Klimaereignisse in Argentinien und Uruguay

April 2023 Die Stadt Buenos Aires und der Conurbano von Buenos Aires, das Gebiet rund um die Stadt, sind in starkem Rauch und Brandgeruch eingehüllt. Die Gesundheitsbehörden empfehlen das Tragen einer Maske, um Atemwegserkrankungen zu vermeiden.

August 2023 Nach drei Dürrejahren in Folge befindet sich Uruguay auf dem Höhepunkt seiner Wasserkrise. Wochenlang badeten, kochten und tranken die Einwohner von Montevideo, der 200 km von Buenos Aires entfernten Hauptstadt Uruguays, ihren Mate mit Salzwasser, weil es schwerwiegende Probleme mit der Trinkwasserversorgung gab.

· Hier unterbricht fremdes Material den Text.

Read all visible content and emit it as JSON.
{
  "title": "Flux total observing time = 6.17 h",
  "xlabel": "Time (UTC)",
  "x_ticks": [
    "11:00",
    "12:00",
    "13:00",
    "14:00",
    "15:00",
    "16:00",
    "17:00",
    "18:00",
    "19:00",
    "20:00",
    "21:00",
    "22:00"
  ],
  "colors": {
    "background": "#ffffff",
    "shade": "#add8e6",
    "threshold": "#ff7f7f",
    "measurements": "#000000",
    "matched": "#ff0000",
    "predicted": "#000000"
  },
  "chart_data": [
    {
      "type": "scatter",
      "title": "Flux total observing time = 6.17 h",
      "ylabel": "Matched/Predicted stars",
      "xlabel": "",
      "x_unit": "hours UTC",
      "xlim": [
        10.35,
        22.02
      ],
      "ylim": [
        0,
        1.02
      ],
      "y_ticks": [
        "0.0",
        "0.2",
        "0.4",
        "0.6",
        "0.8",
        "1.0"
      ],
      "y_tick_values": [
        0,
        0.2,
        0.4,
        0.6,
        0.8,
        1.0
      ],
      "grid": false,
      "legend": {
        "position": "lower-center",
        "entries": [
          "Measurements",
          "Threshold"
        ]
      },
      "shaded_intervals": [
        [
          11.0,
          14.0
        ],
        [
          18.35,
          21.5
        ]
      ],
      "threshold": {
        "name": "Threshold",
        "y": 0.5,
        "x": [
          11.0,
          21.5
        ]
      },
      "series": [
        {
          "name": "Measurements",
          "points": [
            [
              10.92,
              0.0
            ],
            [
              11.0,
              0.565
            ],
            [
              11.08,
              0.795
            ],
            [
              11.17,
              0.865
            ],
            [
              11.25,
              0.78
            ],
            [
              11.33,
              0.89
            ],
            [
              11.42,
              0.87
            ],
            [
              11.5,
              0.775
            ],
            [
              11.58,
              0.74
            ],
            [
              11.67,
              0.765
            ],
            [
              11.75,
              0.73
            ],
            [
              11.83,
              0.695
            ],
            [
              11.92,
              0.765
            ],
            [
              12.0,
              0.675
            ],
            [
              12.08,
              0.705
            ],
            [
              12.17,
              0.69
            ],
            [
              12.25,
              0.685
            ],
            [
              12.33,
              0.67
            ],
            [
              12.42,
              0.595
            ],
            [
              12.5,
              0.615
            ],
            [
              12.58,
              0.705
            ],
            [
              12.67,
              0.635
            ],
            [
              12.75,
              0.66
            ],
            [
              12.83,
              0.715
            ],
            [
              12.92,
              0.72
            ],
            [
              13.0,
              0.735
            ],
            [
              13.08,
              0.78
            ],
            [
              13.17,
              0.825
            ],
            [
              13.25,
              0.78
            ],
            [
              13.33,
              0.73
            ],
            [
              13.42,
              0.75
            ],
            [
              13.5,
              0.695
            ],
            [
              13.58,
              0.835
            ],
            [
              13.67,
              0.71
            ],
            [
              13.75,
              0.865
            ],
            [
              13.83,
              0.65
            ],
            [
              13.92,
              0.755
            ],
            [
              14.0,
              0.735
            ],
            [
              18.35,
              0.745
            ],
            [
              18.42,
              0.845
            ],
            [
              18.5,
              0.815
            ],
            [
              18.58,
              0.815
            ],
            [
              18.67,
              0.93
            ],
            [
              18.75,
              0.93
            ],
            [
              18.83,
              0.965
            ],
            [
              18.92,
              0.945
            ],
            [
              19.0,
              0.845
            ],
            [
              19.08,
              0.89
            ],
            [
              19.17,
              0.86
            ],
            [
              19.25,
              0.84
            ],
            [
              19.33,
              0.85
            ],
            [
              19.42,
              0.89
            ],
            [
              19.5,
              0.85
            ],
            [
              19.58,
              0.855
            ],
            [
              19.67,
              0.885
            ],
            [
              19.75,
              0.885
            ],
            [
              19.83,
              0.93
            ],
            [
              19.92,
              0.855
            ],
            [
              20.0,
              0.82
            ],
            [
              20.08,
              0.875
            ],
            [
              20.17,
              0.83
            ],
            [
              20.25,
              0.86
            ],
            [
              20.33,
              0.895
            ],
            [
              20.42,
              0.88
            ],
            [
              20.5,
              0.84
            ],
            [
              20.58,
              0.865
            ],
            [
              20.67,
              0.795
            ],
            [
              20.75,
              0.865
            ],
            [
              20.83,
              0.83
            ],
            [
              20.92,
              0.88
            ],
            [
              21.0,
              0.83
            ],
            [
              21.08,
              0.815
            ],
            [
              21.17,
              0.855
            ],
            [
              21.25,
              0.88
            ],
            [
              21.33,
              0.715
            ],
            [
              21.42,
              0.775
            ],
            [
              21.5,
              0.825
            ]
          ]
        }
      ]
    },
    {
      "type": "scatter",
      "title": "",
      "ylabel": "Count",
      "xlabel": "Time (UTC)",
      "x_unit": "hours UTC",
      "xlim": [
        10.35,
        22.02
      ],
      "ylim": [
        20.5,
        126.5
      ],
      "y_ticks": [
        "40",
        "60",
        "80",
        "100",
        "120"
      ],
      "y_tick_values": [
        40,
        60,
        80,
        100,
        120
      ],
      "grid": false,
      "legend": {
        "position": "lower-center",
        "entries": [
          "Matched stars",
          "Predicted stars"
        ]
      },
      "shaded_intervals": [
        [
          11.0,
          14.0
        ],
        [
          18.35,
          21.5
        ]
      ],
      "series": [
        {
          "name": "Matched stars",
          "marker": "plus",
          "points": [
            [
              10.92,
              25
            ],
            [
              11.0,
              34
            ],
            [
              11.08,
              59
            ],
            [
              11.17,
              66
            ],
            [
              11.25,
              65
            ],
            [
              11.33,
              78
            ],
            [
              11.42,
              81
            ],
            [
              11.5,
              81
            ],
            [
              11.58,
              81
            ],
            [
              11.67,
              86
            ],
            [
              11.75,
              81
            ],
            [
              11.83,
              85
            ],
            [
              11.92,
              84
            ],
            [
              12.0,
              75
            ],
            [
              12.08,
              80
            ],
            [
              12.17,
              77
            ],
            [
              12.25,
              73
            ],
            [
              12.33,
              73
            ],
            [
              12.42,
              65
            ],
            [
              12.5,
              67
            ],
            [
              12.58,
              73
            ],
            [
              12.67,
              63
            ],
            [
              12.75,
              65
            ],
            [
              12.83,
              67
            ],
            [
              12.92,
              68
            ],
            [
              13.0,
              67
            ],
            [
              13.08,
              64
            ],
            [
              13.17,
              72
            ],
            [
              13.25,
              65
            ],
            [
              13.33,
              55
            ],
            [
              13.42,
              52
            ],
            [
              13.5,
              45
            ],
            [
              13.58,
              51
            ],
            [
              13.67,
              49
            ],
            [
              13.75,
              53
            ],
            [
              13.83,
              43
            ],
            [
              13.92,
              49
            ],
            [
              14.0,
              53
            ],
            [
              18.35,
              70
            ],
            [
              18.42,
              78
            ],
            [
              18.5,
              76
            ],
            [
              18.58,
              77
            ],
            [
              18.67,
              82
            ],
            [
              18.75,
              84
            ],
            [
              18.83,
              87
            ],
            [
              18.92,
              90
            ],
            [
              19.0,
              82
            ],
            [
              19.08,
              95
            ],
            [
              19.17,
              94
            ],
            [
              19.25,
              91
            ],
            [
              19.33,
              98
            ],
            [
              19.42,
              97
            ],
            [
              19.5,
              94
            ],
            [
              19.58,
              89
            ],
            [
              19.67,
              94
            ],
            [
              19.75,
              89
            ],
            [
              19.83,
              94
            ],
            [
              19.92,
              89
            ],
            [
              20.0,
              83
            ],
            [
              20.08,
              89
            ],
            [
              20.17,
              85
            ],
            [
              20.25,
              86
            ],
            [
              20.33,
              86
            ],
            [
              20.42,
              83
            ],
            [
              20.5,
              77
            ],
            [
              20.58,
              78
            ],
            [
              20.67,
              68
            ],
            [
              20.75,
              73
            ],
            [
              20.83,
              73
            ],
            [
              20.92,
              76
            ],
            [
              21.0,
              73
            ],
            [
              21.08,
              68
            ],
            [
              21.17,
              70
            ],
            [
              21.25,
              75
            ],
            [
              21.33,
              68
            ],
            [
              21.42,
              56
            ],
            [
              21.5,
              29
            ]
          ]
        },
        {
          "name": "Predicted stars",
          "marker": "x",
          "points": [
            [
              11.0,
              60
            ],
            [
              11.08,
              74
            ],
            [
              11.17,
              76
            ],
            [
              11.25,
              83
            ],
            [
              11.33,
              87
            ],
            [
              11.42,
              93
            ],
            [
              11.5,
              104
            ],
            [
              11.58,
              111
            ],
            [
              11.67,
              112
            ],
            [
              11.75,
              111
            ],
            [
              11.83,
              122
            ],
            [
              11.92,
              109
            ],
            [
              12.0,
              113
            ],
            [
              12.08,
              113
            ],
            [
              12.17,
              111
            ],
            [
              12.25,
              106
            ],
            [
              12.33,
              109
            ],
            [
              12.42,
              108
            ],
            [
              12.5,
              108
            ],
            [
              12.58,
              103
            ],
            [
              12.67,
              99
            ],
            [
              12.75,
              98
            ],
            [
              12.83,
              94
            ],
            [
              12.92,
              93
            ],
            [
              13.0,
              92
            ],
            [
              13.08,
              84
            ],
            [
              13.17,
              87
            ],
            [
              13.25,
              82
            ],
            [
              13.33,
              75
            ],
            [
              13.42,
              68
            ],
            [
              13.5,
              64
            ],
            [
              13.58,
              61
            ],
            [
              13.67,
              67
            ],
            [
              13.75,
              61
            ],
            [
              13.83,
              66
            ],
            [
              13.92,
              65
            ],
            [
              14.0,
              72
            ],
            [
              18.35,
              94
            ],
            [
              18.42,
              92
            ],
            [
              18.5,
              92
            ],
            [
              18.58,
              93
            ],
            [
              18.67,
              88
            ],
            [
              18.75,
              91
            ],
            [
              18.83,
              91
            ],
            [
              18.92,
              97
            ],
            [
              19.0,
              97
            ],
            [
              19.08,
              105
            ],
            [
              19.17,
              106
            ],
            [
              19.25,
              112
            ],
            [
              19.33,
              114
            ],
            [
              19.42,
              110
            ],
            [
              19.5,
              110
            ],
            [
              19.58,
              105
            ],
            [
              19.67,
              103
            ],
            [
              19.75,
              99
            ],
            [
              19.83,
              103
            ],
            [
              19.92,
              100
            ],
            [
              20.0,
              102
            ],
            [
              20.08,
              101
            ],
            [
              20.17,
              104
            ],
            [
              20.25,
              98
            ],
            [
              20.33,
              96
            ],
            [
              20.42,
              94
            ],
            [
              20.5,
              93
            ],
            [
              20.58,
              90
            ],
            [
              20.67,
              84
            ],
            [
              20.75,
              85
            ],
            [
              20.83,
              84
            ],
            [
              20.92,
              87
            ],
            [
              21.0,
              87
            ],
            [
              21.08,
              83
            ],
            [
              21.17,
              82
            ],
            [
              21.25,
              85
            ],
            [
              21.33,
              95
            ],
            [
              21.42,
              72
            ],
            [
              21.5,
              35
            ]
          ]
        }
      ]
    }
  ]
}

Februar 2024 Der tödlichste Waldbrand der Geschichte Argentiniens kostete 123 Menschen das Leben und zerstörte rund 6.000 Häuser. Die Brände ereigneten sich während einer Hitzewelle, einer Dürre und einer Episode starker Winde, die durch eine Kombination aus El Niño und dem Klimawandel ausgelöst wurden.

März 2024 Erneutes Chaos in der Metropolregion Buenos Aires aufgrund extremer Regenfälle. Tausende beschädigte Häuser und Güter, ganze Stadtteile im Ausnahmezustand und 120.000 Menschen ohne Strom.

Mai 2024 Weniger als ein Jahr nach der großen Dürre muss Uruguay aufgrund von Überschwemmungen mehr als 2.500 Menschen evakuieren.

Während Städte in anderen Teilen der Welt rasch Maßnahmen und Strategien zur Anpassung an den Klimawandel einführen, versäumt es die Regierung in Buenos Aires weiterhin, das Problem ernsthaft anzugehen, und scheint die strategische Bedeutung des städtischen Umweltschutzes in Zeiten der Klimakrise zu ignorieren. Für die Investitionen des Finanzkapitals in der Stadt wird alles geopfert. Durch den urbanen Extraktivismus hat Buenos Aires an Absorptionsfähigkeit, Feuchtgebieten, Schmetterlingen, Vögeln, Sauerstoff und Schatten verloren. Vor dem Hintergrund steigender Jahreshöchsttemperaturen sind die Bürger*innen unerträglichen Hitzewellen und neuen Epidemien ausgesetzt.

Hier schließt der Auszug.